Bei seiner Entscheidung stellte das Berufungsgericht u.a. auf die Rechtsprechung des BGH zur fiktiven Schadensabrechnung im Werkvertragsrecht ab. Dem folgte der für Wohnraummietrecht zustände Senat des BGH für das Mietercht nicht. Sowohl im Hinblick auf den Ersatz von Kosten für die mieterseits nicht ausgeführten Schönheitsreparaturen (§ 280 Abs. 1, 3, § 281 Abs. 1 S. 1 BGB) als auch für den Rückbau durch Austausch von Wandfliesen und für die Malerarbeiten an der Wand des Treppenhauses (§ 280 Abs. 1 BGB, § 823 Abs. 1 BGB), ferner im Hinblick auf weiter durch die Beklagten verursachten Schäden am Mietgegenstand (§ 280 Abs. 1 BGB, § 823 Abs. 1 BGB), könne der Kläger nach dem Ende des Vertragsverhältnisses seinen Schaden fiktiv berechnen und diese fiktiven Kosten geltend machen.

D.h., der Vermieter könne wegen unterlassener Schönheitsreparaturen und Rückbaukosten vom Mieter anhand der voraussichtlich erforderlichen Kosten, aber (noch) nicht aufgewendeten (mithin fiktiven) Kosten seine Schadensersatzansprüche bemessen. Auch soweit der Kläger Teile der Arbeiten, für die er Ersatz begehre, bereits ausgeführt habe, könne er hier den gesamten Schaden ohne Bezug zu den tatsächlich getätigten Aufwendungen auf der Grundlage des von ihm eingeholten Kostenvoranschlags (und damit fiktiv) abrechnen (BGH, Urteil vom 05.04.2022 – VI ZR 7/21 -).  

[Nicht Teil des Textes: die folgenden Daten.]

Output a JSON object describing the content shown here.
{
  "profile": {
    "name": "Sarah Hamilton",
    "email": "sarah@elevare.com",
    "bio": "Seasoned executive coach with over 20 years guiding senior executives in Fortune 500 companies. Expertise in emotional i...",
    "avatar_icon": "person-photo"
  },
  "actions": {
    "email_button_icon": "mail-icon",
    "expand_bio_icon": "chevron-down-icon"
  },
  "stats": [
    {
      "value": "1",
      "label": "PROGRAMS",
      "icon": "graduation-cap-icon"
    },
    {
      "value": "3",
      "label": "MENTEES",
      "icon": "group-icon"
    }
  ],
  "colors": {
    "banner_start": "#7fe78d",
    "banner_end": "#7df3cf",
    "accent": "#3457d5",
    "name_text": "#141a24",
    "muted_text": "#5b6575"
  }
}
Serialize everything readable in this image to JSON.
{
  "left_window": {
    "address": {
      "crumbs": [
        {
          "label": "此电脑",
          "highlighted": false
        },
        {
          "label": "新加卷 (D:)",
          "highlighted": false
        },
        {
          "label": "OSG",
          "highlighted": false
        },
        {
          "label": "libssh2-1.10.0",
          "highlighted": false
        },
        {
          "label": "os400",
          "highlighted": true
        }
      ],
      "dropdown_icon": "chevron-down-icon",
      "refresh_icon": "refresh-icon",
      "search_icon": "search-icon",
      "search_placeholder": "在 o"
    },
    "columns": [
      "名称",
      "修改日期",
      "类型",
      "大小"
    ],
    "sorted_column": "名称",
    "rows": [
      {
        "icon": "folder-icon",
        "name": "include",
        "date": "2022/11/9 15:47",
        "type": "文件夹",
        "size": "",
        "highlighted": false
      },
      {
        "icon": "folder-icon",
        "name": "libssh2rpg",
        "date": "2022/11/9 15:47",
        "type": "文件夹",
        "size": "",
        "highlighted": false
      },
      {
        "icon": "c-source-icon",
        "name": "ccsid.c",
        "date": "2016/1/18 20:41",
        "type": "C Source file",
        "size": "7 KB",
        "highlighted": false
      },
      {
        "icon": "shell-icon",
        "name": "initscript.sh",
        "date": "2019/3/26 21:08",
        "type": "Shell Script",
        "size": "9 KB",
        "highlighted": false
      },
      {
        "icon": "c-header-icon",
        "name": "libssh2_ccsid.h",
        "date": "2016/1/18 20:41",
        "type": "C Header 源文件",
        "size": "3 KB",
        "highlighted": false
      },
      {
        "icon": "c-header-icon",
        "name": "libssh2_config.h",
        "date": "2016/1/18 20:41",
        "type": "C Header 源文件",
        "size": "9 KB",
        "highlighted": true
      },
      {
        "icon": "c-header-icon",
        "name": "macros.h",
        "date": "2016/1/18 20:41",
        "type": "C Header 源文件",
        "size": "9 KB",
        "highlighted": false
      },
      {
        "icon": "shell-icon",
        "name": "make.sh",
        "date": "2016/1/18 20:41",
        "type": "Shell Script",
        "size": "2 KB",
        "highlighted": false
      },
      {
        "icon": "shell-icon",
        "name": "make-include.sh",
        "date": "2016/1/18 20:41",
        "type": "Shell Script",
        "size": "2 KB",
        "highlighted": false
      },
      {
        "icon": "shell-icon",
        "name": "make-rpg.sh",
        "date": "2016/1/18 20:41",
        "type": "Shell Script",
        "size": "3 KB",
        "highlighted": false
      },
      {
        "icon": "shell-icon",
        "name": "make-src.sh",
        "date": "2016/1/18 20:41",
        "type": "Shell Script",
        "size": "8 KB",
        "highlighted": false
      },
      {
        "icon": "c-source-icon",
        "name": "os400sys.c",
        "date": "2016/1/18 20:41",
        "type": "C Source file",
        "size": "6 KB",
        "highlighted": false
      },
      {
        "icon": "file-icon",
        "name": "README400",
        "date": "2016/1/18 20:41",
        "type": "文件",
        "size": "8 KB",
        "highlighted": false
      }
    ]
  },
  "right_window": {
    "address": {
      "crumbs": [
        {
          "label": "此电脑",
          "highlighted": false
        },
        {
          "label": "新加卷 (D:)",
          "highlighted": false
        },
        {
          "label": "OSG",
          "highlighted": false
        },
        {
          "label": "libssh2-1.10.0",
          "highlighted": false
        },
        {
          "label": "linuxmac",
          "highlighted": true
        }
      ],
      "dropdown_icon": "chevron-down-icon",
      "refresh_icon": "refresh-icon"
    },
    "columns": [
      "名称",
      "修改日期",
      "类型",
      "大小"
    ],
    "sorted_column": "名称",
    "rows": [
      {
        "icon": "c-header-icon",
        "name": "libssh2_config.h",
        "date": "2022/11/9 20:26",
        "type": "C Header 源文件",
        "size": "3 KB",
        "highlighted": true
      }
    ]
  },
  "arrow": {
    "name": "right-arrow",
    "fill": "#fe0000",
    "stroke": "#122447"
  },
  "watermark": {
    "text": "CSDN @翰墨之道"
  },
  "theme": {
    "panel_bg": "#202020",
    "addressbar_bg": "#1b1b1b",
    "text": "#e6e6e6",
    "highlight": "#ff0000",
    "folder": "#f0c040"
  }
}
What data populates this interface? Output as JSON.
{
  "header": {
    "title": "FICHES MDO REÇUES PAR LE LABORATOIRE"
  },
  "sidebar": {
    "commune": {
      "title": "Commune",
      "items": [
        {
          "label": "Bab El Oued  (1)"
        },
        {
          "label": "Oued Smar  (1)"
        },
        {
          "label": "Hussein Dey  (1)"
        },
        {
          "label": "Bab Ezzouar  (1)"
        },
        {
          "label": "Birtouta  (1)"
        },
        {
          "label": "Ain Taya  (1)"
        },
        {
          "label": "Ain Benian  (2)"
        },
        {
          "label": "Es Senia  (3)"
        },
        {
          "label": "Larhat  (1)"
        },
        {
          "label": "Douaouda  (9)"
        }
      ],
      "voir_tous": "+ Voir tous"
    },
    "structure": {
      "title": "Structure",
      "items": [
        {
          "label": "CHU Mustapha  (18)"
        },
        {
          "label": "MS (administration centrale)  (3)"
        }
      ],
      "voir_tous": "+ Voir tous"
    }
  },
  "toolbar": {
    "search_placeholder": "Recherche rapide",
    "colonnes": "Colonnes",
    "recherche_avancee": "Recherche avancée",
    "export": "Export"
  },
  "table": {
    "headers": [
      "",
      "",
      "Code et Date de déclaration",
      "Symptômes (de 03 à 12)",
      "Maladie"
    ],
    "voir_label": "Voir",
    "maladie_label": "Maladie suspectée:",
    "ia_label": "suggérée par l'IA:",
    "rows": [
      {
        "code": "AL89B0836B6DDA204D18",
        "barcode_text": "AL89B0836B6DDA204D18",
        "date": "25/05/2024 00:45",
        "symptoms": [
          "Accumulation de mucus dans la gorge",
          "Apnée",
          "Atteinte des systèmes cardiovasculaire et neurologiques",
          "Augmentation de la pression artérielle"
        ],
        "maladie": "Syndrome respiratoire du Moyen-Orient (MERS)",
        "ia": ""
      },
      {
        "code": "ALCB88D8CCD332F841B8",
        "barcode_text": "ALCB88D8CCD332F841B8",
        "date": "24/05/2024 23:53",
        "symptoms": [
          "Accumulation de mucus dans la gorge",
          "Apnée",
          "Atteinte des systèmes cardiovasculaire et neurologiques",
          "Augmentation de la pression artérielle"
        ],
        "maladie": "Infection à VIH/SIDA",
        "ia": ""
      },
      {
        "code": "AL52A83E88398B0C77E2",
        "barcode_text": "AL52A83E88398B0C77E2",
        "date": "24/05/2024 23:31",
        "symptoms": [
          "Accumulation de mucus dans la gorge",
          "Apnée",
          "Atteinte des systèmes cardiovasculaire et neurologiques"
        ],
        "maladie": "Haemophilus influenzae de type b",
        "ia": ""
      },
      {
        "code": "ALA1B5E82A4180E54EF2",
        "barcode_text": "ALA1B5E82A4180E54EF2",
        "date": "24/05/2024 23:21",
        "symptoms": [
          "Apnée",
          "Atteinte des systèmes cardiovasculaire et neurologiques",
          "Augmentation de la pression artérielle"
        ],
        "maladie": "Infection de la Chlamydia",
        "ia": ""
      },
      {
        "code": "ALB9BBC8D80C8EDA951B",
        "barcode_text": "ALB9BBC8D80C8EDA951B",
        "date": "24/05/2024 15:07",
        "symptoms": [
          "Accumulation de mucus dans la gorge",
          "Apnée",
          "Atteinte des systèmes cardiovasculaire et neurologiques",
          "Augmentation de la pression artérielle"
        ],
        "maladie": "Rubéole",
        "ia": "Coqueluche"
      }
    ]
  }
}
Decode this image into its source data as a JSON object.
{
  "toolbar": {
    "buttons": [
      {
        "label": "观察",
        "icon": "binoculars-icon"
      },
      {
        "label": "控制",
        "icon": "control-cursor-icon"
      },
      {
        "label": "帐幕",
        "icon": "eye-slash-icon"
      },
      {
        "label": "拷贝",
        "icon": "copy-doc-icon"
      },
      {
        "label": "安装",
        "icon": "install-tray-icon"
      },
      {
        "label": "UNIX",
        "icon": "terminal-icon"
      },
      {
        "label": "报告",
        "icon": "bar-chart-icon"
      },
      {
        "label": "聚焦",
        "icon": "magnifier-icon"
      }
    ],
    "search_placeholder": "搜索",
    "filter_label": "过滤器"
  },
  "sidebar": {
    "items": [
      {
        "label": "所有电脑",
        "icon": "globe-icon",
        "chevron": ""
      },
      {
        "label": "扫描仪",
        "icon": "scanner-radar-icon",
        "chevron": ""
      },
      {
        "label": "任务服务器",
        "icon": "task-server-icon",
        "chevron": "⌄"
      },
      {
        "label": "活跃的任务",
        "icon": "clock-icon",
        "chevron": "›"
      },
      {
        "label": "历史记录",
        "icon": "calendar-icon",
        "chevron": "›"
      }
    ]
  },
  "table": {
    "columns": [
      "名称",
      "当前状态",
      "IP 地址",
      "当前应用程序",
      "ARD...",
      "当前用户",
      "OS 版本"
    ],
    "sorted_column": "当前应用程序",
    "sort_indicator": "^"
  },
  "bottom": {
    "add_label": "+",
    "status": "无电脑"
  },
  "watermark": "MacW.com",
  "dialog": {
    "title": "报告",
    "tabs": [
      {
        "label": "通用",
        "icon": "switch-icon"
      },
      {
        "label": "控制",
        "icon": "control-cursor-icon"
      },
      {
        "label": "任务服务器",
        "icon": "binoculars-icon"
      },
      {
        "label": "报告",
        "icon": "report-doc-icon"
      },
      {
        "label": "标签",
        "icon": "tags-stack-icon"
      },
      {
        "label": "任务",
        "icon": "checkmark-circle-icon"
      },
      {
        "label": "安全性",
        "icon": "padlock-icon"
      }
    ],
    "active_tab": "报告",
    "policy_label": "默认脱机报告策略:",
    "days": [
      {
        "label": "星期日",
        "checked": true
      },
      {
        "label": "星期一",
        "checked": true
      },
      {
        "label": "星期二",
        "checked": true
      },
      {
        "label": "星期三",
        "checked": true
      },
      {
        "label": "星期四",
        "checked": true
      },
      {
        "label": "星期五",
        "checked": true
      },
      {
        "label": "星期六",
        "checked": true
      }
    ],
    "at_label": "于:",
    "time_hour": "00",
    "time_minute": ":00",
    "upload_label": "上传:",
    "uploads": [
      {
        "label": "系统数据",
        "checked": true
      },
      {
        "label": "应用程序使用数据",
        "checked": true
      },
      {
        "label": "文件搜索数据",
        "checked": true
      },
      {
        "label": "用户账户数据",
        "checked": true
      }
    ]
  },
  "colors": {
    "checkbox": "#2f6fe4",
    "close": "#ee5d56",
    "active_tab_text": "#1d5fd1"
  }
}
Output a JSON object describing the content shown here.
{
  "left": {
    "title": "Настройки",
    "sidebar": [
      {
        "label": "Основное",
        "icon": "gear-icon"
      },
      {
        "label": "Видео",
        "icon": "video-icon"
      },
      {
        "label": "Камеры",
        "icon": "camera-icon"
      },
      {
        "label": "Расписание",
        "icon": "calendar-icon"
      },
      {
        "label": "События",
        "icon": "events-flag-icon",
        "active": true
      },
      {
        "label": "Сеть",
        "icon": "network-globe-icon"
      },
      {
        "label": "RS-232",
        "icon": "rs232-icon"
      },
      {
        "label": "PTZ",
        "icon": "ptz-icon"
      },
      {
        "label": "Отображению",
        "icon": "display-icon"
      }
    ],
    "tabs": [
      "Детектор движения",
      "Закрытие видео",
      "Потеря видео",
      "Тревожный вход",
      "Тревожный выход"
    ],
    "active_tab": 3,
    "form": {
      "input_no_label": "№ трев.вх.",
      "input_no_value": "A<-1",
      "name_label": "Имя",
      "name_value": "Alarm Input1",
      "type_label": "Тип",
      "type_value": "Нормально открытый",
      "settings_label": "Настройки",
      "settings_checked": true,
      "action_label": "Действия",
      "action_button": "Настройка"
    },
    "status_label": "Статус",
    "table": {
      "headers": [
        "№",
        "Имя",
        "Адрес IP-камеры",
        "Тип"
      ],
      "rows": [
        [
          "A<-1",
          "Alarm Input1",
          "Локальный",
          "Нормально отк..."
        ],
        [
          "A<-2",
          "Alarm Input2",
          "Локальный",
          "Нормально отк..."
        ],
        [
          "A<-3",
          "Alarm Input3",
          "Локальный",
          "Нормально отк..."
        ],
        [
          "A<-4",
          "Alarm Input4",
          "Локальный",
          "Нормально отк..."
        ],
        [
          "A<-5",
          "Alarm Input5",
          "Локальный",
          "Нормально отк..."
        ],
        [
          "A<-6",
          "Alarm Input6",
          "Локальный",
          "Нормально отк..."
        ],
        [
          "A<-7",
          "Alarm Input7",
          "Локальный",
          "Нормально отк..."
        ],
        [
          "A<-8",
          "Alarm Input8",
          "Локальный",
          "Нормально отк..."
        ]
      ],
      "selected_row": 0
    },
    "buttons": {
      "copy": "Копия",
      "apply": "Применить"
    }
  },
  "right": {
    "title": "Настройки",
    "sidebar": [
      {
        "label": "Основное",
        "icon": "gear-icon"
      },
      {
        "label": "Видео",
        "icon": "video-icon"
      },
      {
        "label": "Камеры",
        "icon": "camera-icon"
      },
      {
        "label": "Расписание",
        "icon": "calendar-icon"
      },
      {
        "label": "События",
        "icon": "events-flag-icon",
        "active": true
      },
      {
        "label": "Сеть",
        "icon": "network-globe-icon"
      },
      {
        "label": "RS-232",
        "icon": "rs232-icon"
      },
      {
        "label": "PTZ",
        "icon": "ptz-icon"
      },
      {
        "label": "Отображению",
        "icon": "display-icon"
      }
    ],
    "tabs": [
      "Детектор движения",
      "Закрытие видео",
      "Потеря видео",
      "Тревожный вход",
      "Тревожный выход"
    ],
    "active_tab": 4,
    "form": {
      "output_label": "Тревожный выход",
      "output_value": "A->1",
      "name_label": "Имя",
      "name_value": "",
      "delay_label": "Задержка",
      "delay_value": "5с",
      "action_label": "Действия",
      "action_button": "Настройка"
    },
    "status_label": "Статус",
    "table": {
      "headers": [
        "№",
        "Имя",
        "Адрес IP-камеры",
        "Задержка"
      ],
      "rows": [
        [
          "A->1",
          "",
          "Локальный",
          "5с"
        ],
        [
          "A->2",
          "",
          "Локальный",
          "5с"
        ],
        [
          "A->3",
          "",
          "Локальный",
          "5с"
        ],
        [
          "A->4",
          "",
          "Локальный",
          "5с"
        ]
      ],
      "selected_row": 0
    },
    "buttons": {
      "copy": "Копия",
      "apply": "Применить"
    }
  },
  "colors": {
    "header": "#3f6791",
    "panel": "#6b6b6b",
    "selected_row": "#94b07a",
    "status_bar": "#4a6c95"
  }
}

Es sei in ständiger Rechtsprechung vom BGH anerkannt, dass Schadensersatzansprüche statt der Leistung mit den für die Instandsetzung oder -haltung oder den für den Rückbau der Mietsache erforderlichen aber noch nicht aufgewendeten (also fiktiven) Kosten bemessen werden könnten /BGH, Urteile vom 3.03.2021 -XII ZR 42/20 -, 12.03.2014 - XII ZR 108/13 -, 05.03.2014 - VIII ZR 205/13 -. 20.10.2004 - VIII ZR 378/03 -). Daran sei auch nach der Entscheidung des VII. Zivilsenats vom 22.02.2018 - VII ZR 46/17 - zur Begründung seiner gegenteiligen Rechtsansicht im Rahmen des Werkvertragsrechts festzuhalten. Die Erwägungen des VII. Zivilsenats würden - auch nach dessen Ansicht - auf den Besonderheiten des Werkvertragsrechts beruhen und ließen sich auf andere Vertragstypen nicht übertragen (BGH, Beschlüsse vom 08.10.2020 - VII AZR 1/20 -, 26.04.2022 – VIII ZR 364/20 -).  Zwar gäbe es, anders als im Kaufrecht, im Mietrecht einen mit dem werkvertraglichen Anspruch gem. § 637 Abs. 3 BGB (der vom VII. Zivilsenat zur Begründung seiner Auffassung herangezogen wurde) vergleichbaren Anspruch auf Zahlung eines Vorschusses für die (beabsichtigte) Selbstvornahme (Anm.: was nach Ansicht des VII. Zivilsenats eine fiktive Abrechnung ausschließt). Denn nach der Rechtsprechung des hier zur Entscheidung berufenen Senats (für Wohnraummietrecht) im laufenden (also nicht beendeten) Mietverhältnis unter den Voraussetzungen § 536a Abs. 2 Nr. 1 BGB ein Vorschussanspruch des Mieters bei Mietmängeln bestehen und könne auch der Vermieter einen Vorschuss in Höhe erforderlicher Renovierungskosten verlangt werden, wenn sich der Mieter mit der Durchführung der Renovierung in Verzug befände (BGH, Urteil vom 1403.2006 - VIII ZR 123/05 -, Beschluss vom 25.04.2022 - VIII ZR 364/20 -). Allerdings würden sich hier die Ansprüche nur zum Teil auf solche Ansprüche (Renovierung) beziehen, zum anderen sämtliche Ansprüche auf ein beendetes Mietverhältnis.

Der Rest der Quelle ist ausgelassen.